With the possible exception of pointing out distros that explicitly support init-freedom, I think systemd should be ignored. Distros that don’t expect it are in the minority, and I think it should be considered a feature of those distros, rather than a hit against user freedom.

And I say that as someone who hates that systemd has become the norm. My hunch is that people who have strong opinions on systemd’s presense in a distro aren’t shopping around for generic distros in the first place.

It’s useful info, but not so useful it should skew the normalization of the rest of them, I think.

1 Like

Good point.

I was trying to keep it to more objective things that can be quantified in numbers. like age. you can look at wikipedia to get the first stable release date. Community size. Just look at forum/distrowatch stats.

1 Like

Slackware: 7/5

3 Likes

That’s a fair question. I rated mint lower because of the history it’s had with having fucked up packages. That ruins the beginner-friendliness to me. When apt locks because there’s a problem that you need to do advanced stuff with dpkg for, it’s not beginner friendly. Notice that there is only a difference of one.

That’s why I did this. I wanted people to just be able to compare numbers.

And I tried to be as objective as possible.

I agree. I just ranked user friendliness on a scale of “how hard does it fight you, regardless of libre or not”

I think we could add a Respects Your Freedom score.

Oh, my bad. I guess that’s down to Gentoo now, huh. :confused:

Okay, that’s fair. I haven’t really followed the systemd war, I just looked at it after the initial hiccups and found that I don’t notice any more difficulties with it.

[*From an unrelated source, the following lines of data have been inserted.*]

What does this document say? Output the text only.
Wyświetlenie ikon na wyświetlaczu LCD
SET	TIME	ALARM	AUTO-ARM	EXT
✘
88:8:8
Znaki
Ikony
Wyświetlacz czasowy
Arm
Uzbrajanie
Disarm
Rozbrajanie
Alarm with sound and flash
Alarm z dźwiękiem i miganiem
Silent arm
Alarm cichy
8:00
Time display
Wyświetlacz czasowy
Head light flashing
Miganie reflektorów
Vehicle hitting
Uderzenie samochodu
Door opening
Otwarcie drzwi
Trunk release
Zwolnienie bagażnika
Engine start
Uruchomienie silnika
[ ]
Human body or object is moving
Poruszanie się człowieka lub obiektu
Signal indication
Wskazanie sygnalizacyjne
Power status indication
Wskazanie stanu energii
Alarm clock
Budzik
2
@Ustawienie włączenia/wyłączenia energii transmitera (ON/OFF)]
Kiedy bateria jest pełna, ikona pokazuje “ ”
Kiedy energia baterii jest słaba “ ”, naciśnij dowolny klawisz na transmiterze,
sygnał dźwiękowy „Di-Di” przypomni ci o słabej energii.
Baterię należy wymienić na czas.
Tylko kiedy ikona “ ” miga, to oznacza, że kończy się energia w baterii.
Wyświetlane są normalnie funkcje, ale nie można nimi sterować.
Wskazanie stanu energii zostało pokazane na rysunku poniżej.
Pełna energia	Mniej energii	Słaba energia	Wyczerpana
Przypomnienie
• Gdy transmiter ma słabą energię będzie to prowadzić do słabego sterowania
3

I think that’s an excellent point. I’ll have to rejigger that entire category when I get some time.


I want to make it clear that I put this together very quickly, so any suggestions for edits and improvements will be evaluated and implemented as needed. I’m not perfect, but I strive to make these projects as close to that as possible.

1 Like

Basically, yeah.

I can’t say I’ve run into this personally. I’ve had more problems with Ubuntu as of late… But I am a sample size of 1. I trust that you know more than I do about it.